TD Bank predicted 50,000 to 150,000 jobs lost by the end of 2019 if Ontario went from the old $11.60 an hour to $14 and then $15. The Ontario Chamber of Commerce countered with an even more apocalypti­c study claiming 185,00 jobs were “at risk” from raising the minimum wage last year.

When big banks and big business raise the alarm about workers losing their jobs, presumably they have the best interests of our economy at heart, not their own self-interest. Right?

But what if they’re wrong — not so much ideologica­lly, but empiricall­y and economical­ly?

Never mind the awkward tweet from the chamber’s president, Rocco Rossi, ringing in Jan. 1 with pictures of champagne and pastries in which he joked about “celebratin­g New Year’s the 1 percenter way! Let them eat cake:-)”

Even with an emoticon tagged on to it, the tweet from a business mouthpiece who has spent the past two years leading the charge against a decent minimum wage came across as rich.
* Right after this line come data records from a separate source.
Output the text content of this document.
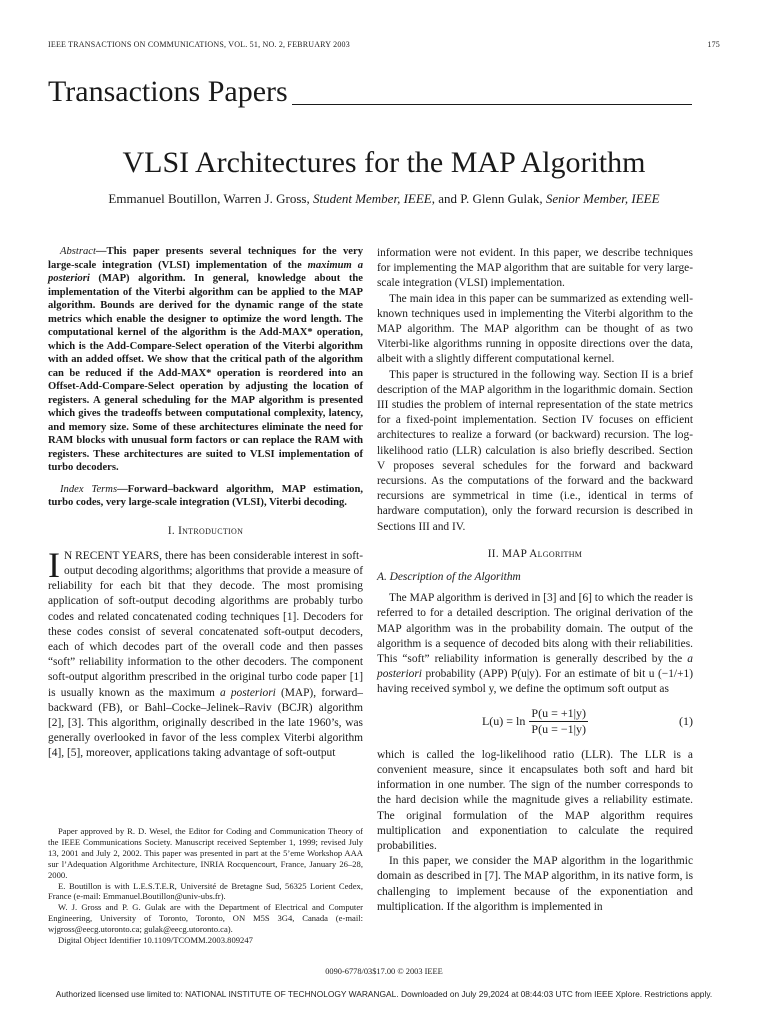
IEEE TRANSACTIONS ON COMMUNICATIONS, VOL. 51, NO. 2, FEBRUARY 2003	175
Transactions Papers
VLSI Architectures for the MAP Algorithm
Emmanuel Boutillon, Warren J. Gross, Student Member, IEEE, and P. Glenn Gulak, Senior Member, IEEE

Abstract—This paper presents several techniques for the very large-scale integration (VLSI) implementation of the maximum a posteriori (MAP) algorithm. In general, knowledge about the implementation of the Viterbi algorithm can be applied to the MAP algorithm. Bounds are derived for the dynamic range of the state metrics which enable the designer to optimize the word length. The computational kernel of the algorithm is the Add-MAX* operation, which is the Add-Compare-Select operation of the Viterbi algorithm with an added offset. We show that the critical path of the algorithm can be reduced if the Add-MAX* operation is reordered into an Offset-Add-Compare-Select operation by adjusting the location of registers. A general scheduling for the MAP algorithm is presented which gives the tradeoffs between computational complexity, latency, and memory size. Some of these architectures eliminate the need for RAM blocks with unusual form factors or can replace the RAM with registers. These architectures are suited to VLSI implementation of turbo decoders.

Index Terms—Forward–backward algorithm, MAP estimation, turbo codes, very large-scale integration (VLSI), Viterbi decoding.

I. Introduction

I N RECENT YEARS, there has been considerable interest in soft-output decoding algorithms; algorithms that provide a measure of reliability for each bit that they decode. The most promising application of soft-output decoding algorithms are probably turbo codes and related concatenated coding techniques [1]. Decoders for these codes consist of several concatenated soft-output decoders, each of which decodes part of the overall code and then passes “soft” reliability information to the other decoders. The component soft-output algorithm prescribed in the original turbo code paper [1] is usually known as the maximum a posteriori (MAP), forward–backward (FB), or Bahl–Cocke–Jelinek–Raviv (BCJR) algorithm [2], [3]. This algorithm, originally described in the late 1960’s, was generally overlooked in favor of the less complex Viterbi algorithm [4], [5], moreover, applications taking advantage of soft-output

information were not evident. In this paper, we describe techniques for implementing the MAP algorithm that are suitable for very large-scale integration (VLSI) implementation.

The main idea in this paper can be summarized as extending well-known techniques used in implementing the Viterbi algorithm to the MAP algorithm. The MAP algorithm can be thought of as two Viterbi-like algorithms running in opposite directions over the data, albeit with a slightly different computational kernel.

This paper is structured in the following way. Section II is a brief description of the MAP algorithm in the logarithmic domain. Section III studies the problem of internal representation of the state metrics for a fixed-point implementation. Section IV focuses on efficient architectures to realize a forward (or backward) recursion. The log-likelihood ratio (LLR) calculation is also briefly described. Section V proposes several schedules for the forward and backward recursions. As the computations of the forward and the backward recursions are symmetrical in time (i.e., identical in terms of hardware computation), only the forward recursion is described in Sections III and IV.

II. MAP Algorithm
A. Description of the Algorithm

The MAP algorithm is derived in [3] and [6] to which the reader is referred to for a detailed description. The original derivation of the MAP algorithm was in the probability domain. The output of the algorithm is a sequence of decoded bits along with their reliabilities. This “soft” reliability information is generally described by the a posteriori probability (APP) P(u|y). For an estimate of bit u (−1/+1) having received symbol y, we define the optimum soft output as

$L(u) = \ln \frac{P(u = +1|y)}{P(u = -1|y)}$	(1)

which is called the log-likelihood ratio (LLR). The LLR is a convenient measure, since it encapsulates both soft and hard bit information in one number. The sign of the number corresponds to the hard decision while the magnitude gives a reliability estimate. The original formulation of the MAP algorithm requires multiplication and exponentiation to calculate the required probabilities.

In this paper, we consider the MAP algorithm in the logarithmic domain as described in [7]. The MAP algorithm, in its native form, is challenging to implement because of the exponentiation and multiplication. If the algorithm is implemented in

Paper approved by R. D. Wesel, the Editor for Coding and Communication Theory of the IEEE Communications Society. Manuscript received September 1, 1999; revised July 13, 2001 and July 2, 2002. This paper was presented in part at the 5’eme Workshop AAA sur l’Adequation Algorithme Architecture, INRIA Rocquencourt, France, January 26–28, 2000.

E. Boutillon is with L.E.S.T.E.R, Université de Bretagne Sud, 56325 Lorient Cedex, France (e-mail: Emmanuel.Boutillon@univ-ubs.fr).

W. J. Gross and P. G. Gulak are with the Department of Electrical and Computer Engineering, University of Toronto, Toronto, ON M5S 3G4, Canada (e-mail: wjgross@eecg.utoronto.ca; gulak@eecg.utoronto.ca).

Digital Object Identifier 10.1109/TCOMM.2003.809247

0090-6778/03$17.00 © 2003 IEEE
Authorized licensed use limited to: NATIONAL INSTITUTE OF TECHNOLOGY WARANGAL. Downloaded on July 29,2024 at 08:44:03 UTC from IEEE Xplore. Restrictions apply.
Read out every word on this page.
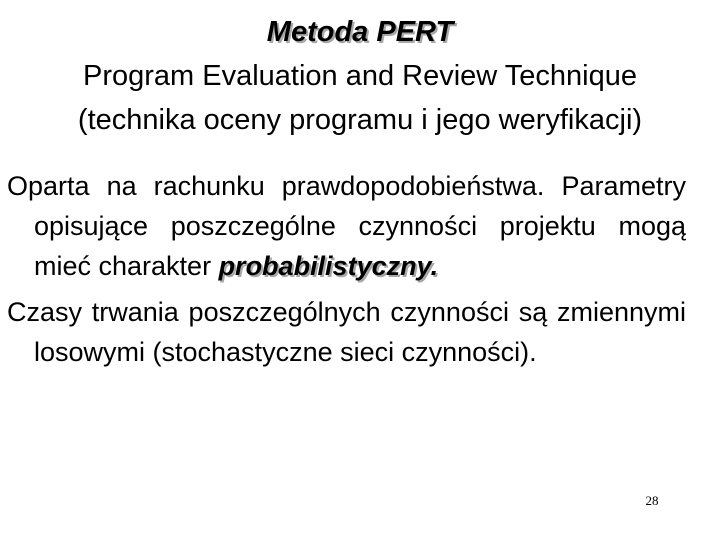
Metoda PERT
Program Evaluation and Review Technique
(technika oceny programu i jego weryfikacji)

Oparta na rachunku prawdopodobieństwa. Parametry opisujące poszczególne czynności projektu mogą mieć charakter probabilistyczny.

Czasy trwania poszczególnych czynności są zmiennymi losowymi (stochastyczne sieci czynności).

28
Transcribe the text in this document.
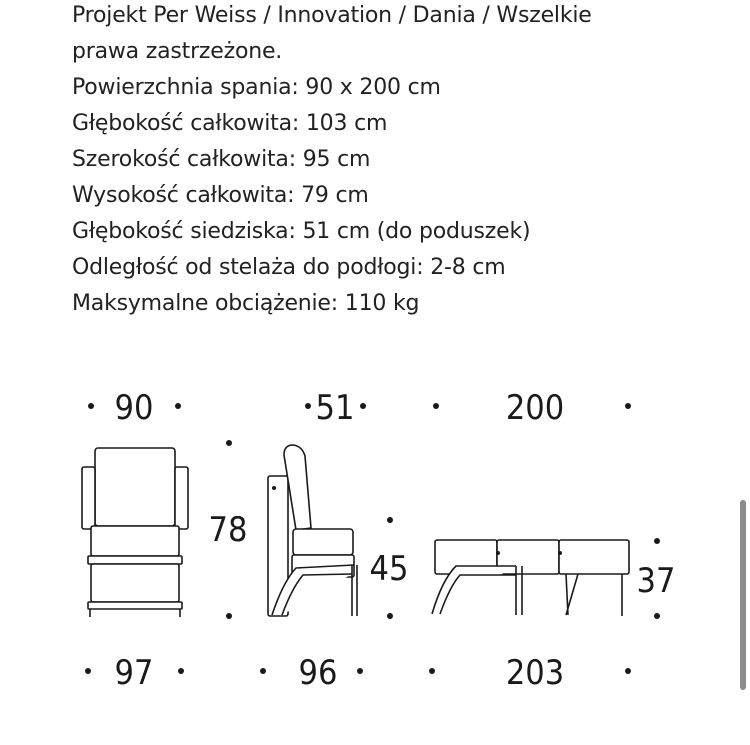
Projekt Per Weiss / Innovation / Dania / Wszelkie
prawa zastrzeżone.
Powierzchnia spania: 90 x 200 cm
Głębokość całkowita: 103 cm
Szerokość całkowita: 95 cm
Wysokość całkowita: 79 cm
Głębokość siedziska: 51 cm (do poduszek)
Odległość od stelaża do podłogi: 2-8 cm
Maksymalne obciążenie: 110 kg
90	51	200
78
45	37
97	96	203
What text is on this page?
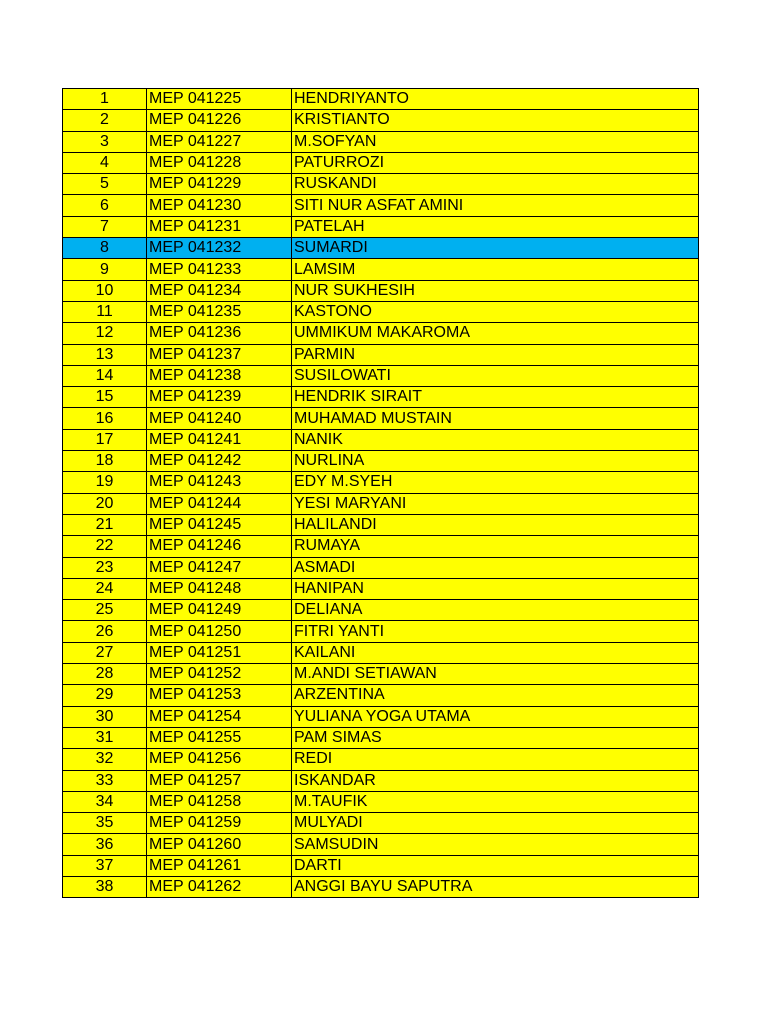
1	MEP 041225	HENDRIYANTO
2	MEP 041226	KRISTIANTO
3	MEP 041227	M.SOFYAN
4	MEP 041228	PATURROZI
5	MEP 041229	RUSKANDI
6	MEP 041230	SITI NUR ASFAT AMINI
7	MEP 041231	PATELAH
8	MEP 041232	SUMARDI
9	MEP 041233	LAMSIM
10	MEP 041234	NUR SUKHESIH
11	MEP 041235	KASTONO
12	MEP 041236	UMMIKUM MAKAROMA
13	MEP 041237	PARMIN
14	MEP 041238	SUSILOWATI
15	MEP 041239	HENDRIK SIRAIT
16	MEP 041240	MUHAMAD MUSTAIN
17	MEP 041241	NANIK
18	MEP 041242	NURLINA
19	MEP 041243	EDY M.SYEH
20	MEP 041244	YESI MARYANI
21	MEP 041245	HALILANDI
22	MEP 041246	RUMAYA
23	MEP 041247	ASMADI
24	MEP 041248	HANIPAN
25	MEP 041249	DELIANA
26	MEP 041250	FITRI YANTI
27	MEP 041251	KAILANI
28	MEP 041252	M.ANDI SETIAWAN
29	MEP 041253	ARZENTINA
30	MEP 041254	YULIANA YOGA UTAMA
31	MEP 041255	PAM SIMAS
32	MEP 041256	REDI
33	MEP 041257	ISKANDAR
34	MEP 041258	M.TAUFIK
35	MEP 041259	MULYADI
36	MEP 041260	SAMSUDIN
37	MEP 041261	DARTI
38	MEP 041262	ANGGI BAYU SAPUTRA
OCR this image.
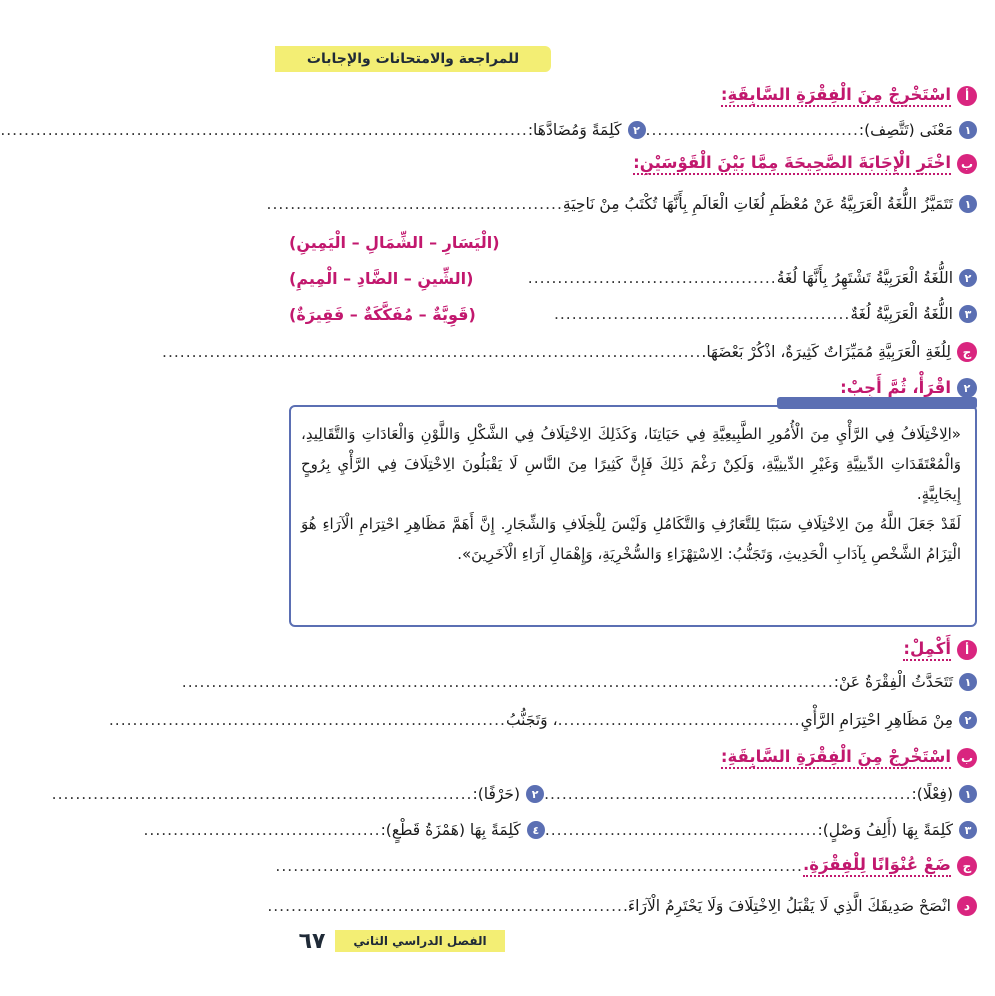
للمراجعة والامتحانات والإجابات
أ
اسْتَخْرِجْ مِنَ الْفِقْرَةِ السَّابِقَةِ:
١
مَعْنَى (تَتَّصِف):
....................................
٢
كَلِمَةً وَمُضَادَّهَا:
.........................................................................................
ب
اخْتَرِ الْإِجَابَةَ الصَّحِيحَةَ مِمَّا بَيْنَ الْقَوْسَيْنِ:
١
تَتَمَيَّزُ اللُّغَةُ الْعَرَبِيَّةُ عَنْ مُعْظَمِ لُغَاتِ الْعَالَمِ بِأَنَّهَا تُكْتَبُ مِنْ نَاحِيَةِ
..................................................
(الْيَسَارِ – الشِّمَالِ – الْيَمِينِ)
٢
اللُّغَةُ الْعَرَبِيَّةُ تَشْتَهِرُ بِأَنَّهَا لُغَةُ
..........................................
(الشِّينِ – الضَّادِ – الْمِيمِ)
٣
اللُّغَةُ الْعَرَبِيَّةُ لُغَةٌ
..................................................
(قَوِيَّةٌ – مُفَكَّكَةٌ – فَقِيرَةٌ)
ج
لِلُغَةِ الْعَرَبِيَّةِ مُمَيِّزَاتٌ كَثِيرَةٌ، اذْكُرْ بَعْضَهَا.
...........................................................................................
٢
اقْرَأْ، ثُمَّ أَجِبْ:

«الِاخْتِلَافُ فِي الرَّأْيِ مِنَ الْأُمُورِ الطَّبِيعِيَّةِ فِي حَيَاتِنَا، وَكَذَلِكَ الِاخْتِلَافُ فِي الشَّكْلِ وَاللَّوْنِ وَالْعَادَاتِ وَالتَّقَالِيدِ، وَالْمُعْتَقَدَاتِ الدِّينِيَّةِ وَغَيْرِ الدِّينِيَّةِ، وَلَكِنْ رَغْمَ ذَلِكَ فَإِنَّ كَثِيرًا مِنَ النَّاسِ لَا يَقْبَلُونَ الِاخْتِلَافَ فِي الرَّأْيِ بِرُوحٍ إِيجَابِيَّةٍ.

لَقَدْ جَعَلَ اللَّهُ مِنَ الِاخْتِلَافِ سَبَبًا لِلتَّعَارُفِ وَالتَّكَامُلِ وَلَيْسَ لِلْخِلَافِ وَالشِّجَارِ. إِنَّ أَهَمَّ مَظَاهِرِ احْتِرَامِ الْآرَاءِ هُوَ الْتِزَامُ الشَّخْصِ بِآدَابِ الْحَدِيثِ، وَتَجَنُّبُ: الِاسْتِهْزَاءِ وَالسُّخْرِيَةِ، وَإِهْمَالِ آرَاءِ الْآخَرِينَ».

أ
أَكْمِلْ:
١
تَتَحَدَّثُ الْفِقْرَةُ عَنْ:
..............................................................................................................
٢
مِنْ مَظَاهِرِ احْتِرَامِ الرَّأْيِ
.........................................
، وَتَجَنُّبُ
...................................................................
ب
اسْتَخْرِجْ مِنَ الْفِقْرَةِ السَّابِقَةِ:
١
(فِعْلًا):
..............................................................
٢
(حَرْفًا):
.......................................................................
٣
كَلِمَةً بِهَا (أَلِفُ وَصْلٍ):
..............................................
٤
كَلِمَةً بِهَا (هَمْزَةُ قَطْعٍ):
........................................
ج
ضَعْ عُنْوَانًا لِلْفِقْرَةِ.
.........................................................................................
د
انْصَحْ صَدِيقَكَ الَّذِي لَا يَقْبَلُ الِاخْتِلَافَ وَلَا يَحْتَرِمُ الْآرَاءَ.
............................................................
٦٧	الفصل الدراسي الثاني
Rossi responded to the resulting online storm with a prompt apology, doubtless discoverin­g that Twitter means always having to say you’re sorry.

But isn’t there a larger lesson to be learned, beyond his faux pas, over the fallacious premises underpinni­ng his study projecting maximum risks from a minimum wage? Let’s measure the chamber’s research against reality, projection­s versus performanc­e:

On Jan. 4, Statistics Canada brought in the new year with a look back at the unemployme­nt data. Precisely how many jobs were lost from December 2017 to last month — when the minimum wage rose from $11.60 to $14 an hour?

Answer: Ontario’s total employment went up, not down, as our economy grew by 77,500 jobs — pushing unemployme­nt to a remarkably low 5.4 per cent last month.

What role did the admittedly sharp wage increase of $2.40 an hour play in the changes? We know that business economists feared the worst — up to 185,000 jobs lost by the chamber’s count — but labour economists took a different view.

They argued, during the minimum wage debate, that traditiona­l fears of job shocks are not just overstated but underresea­rched. There is precious little evidence showing that higher wages lead to lower employment from jobs leaving the country.

Despite the doomsday scenarios from small business owners, if a Tim Hortons outlet has to raise its prices to meet its payroll there is minimal risk of a minimum-wage increase shipping those jobs out of country: customers can’t go cross-border shopping for a double double, and domestic competitor­s can’t undercut them if everyone has to pay the same minimum wage.

Even in Donald Trump’s America, economic reality is overtaking political rhetoric. In Arkansas and Missouri, state legislator­s who refused to approve minimum wage hikes were overruled by voters in ballot initiative­s last fall.

Ah, but those are low-wage states, you say? True, Missouri’s minimum wage rose from a paltry $7.85 to $8.60 an hour on New Year’s Day.

But Missouri will keep raising it over the next five years, reaching $12 an hour in 2023 (about $16 in Canadian funds) — well ahead of Ontario’s $14 rate, which will only be adjusted for inflation starting in late 2020 (adding about 30 cents a year assuming an annual inflation rate of 2 per cent).

By 2023 we’ll know precisely how far once-proud Ontario has fallen behind the mighty state of Missouri.